Comments like those of Bahlil Lahadalia, the investment minister, who suggested in October that the country might look to establish a cartel equivalent to OPEC for the battery metals industry, only compound that concern. Muhamad Chatib Basri, a former finance minister during whose tenure taxes were raised on exports of raw minerals to encourage miners to invest in processing, says there are limits to how far mining companies can be prodded to move downstream. “You can’t forget about competitiveness while doing industrial policy,” he argues.

Indonesia used to be an archetypal Asian tiger in the 1980s and 1990s, with booming manufacturing and exports. But manufacturing’s share of gdp has fallen steadily over the past 20 years (see chart 3), owing both to the political and economic turmoil that followed Suharto’s fall and also to the rise of rival cheap manufacturing hubs in the region, such as Vietnam. Securing a share of the booming market for components of electric vehicles may slow the decline; it is unlikely to reverse it.

To do that, Indonesia will need to capture some of the investment in manufacturing that is migrating from China to other parts of the developing world. So far, little seems to be coming. Apple has 26 suppliers in Vietnam, 20 in Malaysia, 18 in Thailand, 16 in the Philippines and 11 in India. In Indonesia, it has only two.

Exporters gripe that the country still thinks of trade mostly in zero-sum terms. Its participation in global value chains is below the world average, whether measured by trade or production. It is the only big economy in South-East Asia for which that is true, according to research published by the Asian Development Bank. What’s more, it is one of a very small number of countries where the level in 2019 was lower than in 2000 or 2010. Exports have slumped relative to GDP, from an average of around 30% in the 1990s to 22% last year.

The World Bank’s final Doing Business report, published last year, suggested that exporters faced a combined 117 hours of checks and paperwork for each consignment of goods leaving the country, far higher than the figures for India, Malaysia, Thailand or Vietnam. And this is an area where the Omnibus Law will not transform the overall picture.

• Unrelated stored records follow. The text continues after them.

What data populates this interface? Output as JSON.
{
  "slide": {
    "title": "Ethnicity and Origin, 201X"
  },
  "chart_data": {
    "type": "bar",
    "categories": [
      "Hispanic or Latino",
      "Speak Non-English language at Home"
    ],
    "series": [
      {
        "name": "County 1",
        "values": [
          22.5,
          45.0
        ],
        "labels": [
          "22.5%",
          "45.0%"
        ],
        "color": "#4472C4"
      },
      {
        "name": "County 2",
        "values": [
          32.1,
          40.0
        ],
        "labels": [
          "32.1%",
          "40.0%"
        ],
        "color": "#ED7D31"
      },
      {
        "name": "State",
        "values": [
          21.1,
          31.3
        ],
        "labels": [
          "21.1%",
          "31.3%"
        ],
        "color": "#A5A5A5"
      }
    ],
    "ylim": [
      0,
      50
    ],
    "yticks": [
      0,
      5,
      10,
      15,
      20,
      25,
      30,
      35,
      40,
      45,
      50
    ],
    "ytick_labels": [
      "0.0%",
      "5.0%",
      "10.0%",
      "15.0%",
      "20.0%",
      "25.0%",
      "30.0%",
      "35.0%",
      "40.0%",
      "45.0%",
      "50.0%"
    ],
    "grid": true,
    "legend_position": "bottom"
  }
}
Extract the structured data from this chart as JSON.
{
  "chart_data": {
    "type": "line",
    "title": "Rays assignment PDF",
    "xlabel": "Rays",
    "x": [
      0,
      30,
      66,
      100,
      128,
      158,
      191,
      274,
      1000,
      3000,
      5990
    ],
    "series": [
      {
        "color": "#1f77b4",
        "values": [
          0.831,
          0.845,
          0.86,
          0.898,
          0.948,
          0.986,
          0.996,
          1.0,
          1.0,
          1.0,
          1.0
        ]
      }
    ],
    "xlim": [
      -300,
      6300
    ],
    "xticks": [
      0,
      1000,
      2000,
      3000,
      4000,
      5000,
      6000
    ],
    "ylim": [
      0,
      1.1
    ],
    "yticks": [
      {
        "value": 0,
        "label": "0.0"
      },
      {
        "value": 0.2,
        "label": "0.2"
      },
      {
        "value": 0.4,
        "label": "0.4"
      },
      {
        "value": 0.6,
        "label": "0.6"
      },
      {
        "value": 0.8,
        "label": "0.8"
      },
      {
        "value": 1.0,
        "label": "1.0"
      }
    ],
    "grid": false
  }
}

Indonesia may still attract scant attention internationally, but the outlines of a more visible economy are increasingly clear. Its nickel deposits alone all but guarantee it a leading part in the booming electric-vehicle industry, which is still in the early stages of a decades-long expansion. In areas where the country has fewer natural advantages, the future is still blurry. Filling in the detail will require continued, painstaking reform—and so an unusual degree of far-sightedness from Indonesia’s politicians.